Yes. That's a good thing. The problem is that in doing that, we have a lot of people who are very high risk. And so relying on a herd immunity strategy in terms of let's just everybody get the infection and move on, that's going to kill a lot of people, as we have seen. So yes, it's a good thing in terms of moving on from the virus more quickly, but that is fraught with a lot of excess death.
The idea would be, let's try to protect the most vulnerable people as much as we can. In a sort of ideal world, what you would, right? You would isolate all the high risk people, the older people, the people with underlying conditions, you would put them in a bubble until we have an effective, safe vaccine.

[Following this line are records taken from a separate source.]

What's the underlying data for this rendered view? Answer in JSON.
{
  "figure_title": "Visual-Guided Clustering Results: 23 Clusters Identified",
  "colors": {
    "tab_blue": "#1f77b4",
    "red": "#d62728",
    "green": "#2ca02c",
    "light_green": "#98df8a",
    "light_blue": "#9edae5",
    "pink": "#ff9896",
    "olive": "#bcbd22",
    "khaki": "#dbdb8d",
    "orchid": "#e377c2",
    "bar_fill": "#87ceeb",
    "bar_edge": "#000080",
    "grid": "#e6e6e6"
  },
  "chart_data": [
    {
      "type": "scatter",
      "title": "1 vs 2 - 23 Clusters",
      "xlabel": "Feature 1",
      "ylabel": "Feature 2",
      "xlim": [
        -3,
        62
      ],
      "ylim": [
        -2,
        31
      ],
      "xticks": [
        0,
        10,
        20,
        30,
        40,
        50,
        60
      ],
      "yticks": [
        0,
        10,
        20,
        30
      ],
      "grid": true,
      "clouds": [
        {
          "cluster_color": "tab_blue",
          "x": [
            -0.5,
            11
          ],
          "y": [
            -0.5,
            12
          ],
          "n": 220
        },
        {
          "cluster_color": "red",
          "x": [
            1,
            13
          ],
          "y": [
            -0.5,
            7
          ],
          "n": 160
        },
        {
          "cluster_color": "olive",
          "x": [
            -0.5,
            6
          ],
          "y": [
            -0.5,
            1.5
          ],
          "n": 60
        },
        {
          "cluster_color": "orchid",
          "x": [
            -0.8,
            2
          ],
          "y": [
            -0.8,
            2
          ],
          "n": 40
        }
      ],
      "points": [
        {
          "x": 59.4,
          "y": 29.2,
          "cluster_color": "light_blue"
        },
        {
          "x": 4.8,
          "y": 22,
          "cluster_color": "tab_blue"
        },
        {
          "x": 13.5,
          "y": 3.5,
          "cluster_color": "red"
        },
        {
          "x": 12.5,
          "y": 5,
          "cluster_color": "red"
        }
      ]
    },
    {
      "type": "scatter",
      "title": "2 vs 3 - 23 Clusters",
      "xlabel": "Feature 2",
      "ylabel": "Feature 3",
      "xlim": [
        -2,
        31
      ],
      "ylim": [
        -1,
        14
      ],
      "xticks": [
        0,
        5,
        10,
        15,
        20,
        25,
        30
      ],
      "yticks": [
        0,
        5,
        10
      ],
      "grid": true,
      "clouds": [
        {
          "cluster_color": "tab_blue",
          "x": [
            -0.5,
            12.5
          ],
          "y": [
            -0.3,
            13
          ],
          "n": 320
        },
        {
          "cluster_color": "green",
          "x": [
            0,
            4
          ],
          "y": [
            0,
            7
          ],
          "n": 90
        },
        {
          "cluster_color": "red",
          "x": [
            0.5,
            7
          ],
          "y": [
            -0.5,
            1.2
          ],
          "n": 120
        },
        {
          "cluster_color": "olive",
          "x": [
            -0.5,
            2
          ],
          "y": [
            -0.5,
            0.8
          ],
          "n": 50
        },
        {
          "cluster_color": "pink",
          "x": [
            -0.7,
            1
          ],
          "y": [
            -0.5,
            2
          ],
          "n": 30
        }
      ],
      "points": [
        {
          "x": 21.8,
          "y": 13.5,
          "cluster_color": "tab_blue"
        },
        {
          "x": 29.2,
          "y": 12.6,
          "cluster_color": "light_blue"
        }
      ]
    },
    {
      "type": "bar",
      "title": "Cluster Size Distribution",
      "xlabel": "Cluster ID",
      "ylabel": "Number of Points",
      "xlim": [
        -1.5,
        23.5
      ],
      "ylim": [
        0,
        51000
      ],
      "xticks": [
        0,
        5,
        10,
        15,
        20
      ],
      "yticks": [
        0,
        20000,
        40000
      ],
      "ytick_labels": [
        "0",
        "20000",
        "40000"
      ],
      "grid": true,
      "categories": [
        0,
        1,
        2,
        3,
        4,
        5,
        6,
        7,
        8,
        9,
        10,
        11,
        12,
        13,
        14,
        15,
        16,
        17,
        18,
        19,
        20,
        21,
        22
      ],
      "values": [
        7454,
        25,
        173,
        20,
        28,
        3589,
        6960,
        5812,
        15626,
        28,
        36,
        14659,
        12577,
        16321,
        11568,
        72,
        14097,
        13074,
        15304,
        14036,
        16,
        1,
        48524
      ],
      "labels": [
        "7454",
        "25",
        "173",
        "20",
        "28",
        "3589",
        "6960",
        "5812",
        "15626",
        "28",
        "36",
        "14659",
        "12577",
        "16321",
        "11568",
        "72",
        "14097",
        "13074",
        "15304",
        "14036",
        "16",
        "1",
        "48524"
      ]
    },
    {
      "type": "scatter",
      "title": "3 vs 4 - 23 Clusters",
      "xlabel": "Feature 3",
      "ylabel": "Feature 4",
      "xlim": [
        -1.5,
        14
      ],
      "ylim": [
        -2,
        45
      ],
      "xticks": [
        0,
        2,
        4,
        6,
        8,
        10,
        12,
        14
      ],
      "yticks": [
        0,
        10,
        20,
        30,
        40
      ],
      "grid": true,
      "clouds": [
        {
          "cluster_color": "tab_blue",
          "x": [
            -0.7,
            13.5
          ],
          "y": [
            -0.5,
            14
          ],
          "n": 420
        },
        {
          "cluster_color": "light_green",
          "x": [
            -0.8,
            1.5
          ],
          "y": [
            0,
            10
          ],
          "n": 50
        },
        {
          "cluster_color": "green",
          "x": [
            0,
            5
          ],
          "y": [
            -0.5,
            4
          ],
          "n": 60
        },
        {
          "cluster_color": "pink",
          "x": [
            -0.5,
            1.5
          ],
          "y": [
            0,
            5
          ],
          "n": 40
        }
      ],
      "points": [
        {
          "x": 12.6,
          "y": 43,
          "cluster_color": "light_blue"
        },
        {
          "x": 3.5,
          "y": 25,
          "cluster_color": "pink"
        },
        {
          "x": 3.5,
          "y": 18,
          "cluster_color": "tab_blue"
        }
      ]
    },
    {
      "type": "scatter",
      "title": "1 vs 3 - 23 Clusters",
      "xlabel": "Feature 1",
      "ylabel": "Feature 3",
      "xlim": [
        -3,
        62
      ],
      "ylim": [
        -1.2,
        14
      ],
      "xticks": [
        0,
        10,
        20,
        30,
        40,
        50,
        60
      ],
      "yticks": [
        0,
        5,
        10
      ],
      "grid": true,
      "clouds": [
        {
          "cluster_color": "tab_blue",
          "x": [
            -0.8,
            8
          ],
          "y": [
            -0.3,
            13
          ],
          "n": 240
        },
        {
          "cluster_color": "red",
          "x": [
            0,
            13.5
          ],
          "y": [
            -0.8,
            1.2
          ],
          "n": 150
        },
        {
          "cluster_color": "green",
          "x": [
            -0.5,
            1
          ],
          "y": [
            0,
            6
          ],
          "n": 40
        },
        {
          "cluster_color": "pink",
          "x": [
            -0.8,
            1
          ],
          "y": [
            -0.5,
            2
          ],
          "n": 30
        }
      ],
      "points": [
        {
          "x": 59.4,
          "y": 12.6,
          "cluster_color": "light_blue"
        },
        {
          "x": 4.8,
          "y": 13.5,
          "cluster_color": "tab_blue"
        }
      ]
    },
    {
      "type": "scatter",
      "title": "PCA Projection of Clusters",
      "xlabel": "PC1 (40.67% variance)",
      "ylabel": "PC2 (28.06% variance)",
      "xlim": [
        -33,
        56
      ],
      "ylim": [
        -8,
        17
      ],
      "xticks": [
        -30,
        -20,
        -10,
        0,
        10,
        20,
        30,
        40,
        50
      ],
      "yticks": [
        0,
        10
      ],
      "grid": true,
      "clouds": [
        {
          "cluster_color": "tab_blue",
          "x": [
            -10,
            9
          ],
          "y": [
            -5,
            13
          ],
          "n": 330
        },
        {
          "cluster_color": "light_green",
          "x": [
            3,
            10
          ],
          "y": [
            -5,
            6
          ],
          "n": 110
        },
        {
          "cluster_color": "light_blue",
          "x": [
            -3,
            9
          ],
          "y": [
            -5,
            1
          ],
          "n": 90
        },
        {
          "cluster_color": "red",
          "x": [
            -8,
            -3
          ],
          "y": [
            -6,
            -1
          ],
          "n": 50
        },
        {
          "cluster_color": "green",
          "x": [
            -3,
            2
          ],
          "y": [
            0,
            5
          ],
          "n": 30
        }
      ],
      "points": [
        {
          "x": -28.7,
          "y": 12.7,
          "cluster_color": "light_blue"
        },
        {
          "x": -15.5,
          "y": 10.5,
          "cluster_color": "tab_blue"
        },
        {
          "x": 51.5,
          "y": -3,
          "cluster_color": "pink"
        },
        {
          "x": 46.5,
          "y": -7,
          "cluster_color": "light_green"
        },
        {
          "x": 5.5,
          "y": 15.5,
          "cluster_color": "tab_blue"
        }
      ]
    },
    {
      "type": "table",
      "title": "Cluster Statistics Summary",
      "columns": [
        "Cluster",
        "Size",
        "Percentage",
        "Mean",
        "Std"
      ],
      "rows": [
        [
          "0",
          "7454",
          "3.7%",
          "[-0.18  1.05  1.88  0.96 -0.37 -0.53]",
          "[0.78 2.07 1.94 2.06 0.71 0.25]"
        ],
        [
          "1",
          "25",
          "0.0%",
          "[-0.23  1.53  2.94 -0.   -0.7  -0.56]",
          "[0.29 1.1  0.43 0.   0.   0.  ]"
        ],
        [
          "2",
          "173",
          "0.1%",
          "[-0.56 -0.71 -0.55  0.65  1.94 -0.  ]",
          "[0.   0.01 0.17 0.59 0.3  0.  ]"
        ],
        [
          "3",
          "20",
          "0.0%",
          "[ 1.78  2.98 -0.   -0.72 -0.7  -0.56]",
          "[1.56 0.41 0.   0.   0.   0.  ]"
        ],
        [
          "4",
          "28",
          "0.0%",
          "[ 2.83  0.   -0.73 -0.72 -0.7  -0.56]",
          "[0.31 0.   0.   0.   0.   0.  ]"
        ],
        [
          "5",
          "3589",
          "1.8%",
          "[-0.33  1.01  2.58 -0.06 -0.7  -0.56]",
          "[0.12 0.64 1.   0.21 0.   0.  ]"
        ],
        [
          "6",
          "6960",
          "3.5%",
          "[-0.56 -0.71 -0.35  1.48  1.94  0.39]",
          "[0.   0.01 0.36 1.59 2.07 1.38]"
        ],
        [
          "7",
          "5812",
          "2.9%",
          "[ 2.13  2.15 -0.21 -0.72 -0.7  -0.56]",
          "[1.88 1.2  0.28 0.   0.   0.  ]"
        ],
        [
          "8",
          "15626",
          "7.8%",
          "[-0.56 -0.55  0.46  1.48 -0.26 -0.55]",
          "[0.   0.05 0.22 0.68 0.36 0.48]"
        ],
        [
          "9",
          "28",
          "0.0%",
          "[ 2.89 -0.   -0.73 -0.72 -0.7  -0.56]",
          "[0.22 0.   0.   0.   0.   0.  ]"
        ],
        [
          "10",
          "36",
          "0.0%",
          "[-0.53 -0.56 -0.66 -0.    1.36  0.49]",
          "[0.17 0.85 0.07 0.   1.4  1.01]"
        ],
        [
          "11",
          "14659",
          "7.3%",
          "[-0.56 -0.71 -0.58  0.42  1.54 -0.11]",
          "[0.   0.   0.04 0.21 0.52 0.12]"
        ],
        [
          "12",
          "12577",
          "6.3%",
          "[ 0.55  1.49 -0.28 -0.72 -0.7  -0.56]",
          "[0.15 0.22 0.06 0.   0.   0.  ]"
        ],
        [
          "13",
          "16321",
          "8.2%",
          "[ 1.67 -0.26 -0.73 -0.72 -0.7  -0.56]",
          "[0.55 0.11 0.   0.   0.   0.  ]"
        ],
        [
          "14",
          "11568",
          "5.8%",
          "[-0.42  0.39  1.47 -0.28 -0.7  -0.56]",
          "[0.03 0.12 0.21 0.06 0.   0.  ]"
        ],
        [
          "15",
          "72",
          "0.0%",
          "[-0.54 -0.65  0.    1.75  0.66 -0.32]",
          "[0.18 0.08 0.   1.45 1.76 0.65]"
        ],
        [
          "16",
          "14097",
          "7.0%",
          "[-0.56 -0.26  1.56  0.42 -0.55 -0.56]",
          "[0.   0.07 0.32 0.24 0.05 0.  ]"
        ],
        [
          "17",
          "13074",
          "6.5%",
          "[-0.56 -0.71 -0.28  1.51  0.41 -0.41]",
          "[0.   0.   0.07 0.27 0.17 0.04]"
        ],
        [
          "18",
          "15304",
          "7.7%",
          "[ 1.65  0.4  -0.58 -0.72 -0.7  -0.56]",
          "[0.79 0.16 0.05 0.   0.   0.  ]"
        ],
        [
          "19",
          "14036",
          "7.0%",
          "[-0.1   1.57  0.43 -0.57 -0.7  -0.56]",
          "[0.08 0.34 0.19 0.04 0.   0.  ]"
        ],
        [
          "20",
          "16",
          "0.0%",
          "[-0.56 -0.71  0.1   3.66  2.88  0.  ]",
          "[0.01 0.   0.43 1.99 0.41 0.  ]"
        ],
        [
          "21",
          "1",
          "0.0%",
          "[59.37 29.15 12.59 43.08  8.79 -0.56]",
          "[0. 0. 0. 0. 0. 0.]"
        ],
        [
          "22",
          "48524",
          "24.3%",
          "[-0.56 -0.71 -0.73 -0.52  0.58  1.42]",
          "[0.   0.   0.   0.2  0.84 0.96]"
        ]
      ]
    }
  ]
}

All the younger people to healthier people would say, go about your life, go about your business. If you get the virus and you get sick, we'll take care of you. A lot of them are going to get the virus. Most of them are going to be completely fine. Only a few of them are going to get actually very sick and they would all get an infection. They would all get it over very quickly. We would protect all the vulnerable. When a vaccine comes out, we'd give them all the vaccine and protect them. And then we could let everybody, you know, out of all the isolation, all the shutdowns could be over. The problem is we have a situation where we don't have a vaccine and we can't always completely separate those two groups of people.
So we're sort of stuck in this limbo right now. And there's a tension between the need for herd immunity to develop and the need to protect the vulnerable, which is why the strategy right now seems a little schizophrenic in terms of the varying levels of lockdown and telling different people, different things in terms of what you need to do to protect yourself. So, and I think that's why you're seeing so much dichotomy from state to state and even locality to locality and school district to school district, and how they're handling this, because everybody's balancing that equation a little differently. I think that's ok to some extent, but it also makes things seem chaotic. It's a long way to answer your question. But herd immunity. Yes. Ultimately that's where we need to get. Ideally, we need to get there in a way that also minimizes the number of people that die.
- If the virus becomes endemic, how should public health interventions change, in addition to the CDC guidance changes we discussed? Also, what would an endemic virus mean for those of us with underlying conditions like asthma or high blood pressure? I assume that would mean we would face continual heightened risk of bad COVID outcomes.
I think what that means is that we have got to have a vaccination that is both safe and effective for high risk people, because if it does become endemic, there's nothing we can do to get it out of the population and from circulating. So our only way out of that conundrum without continually exposing people who are high risk to the virus is with the vaccine or with a prophylactic or other extremely effective treatment that comes out.
So our only way out of that conundrum is basically one of those two options. Without continuing to have the whole country or large population groups in the country in isolation or locked down. So that's the answer. I think you hit the nail on the head with your question from yesterday, getting the vaccine right. That's really the sort of the silver bullet, if you will.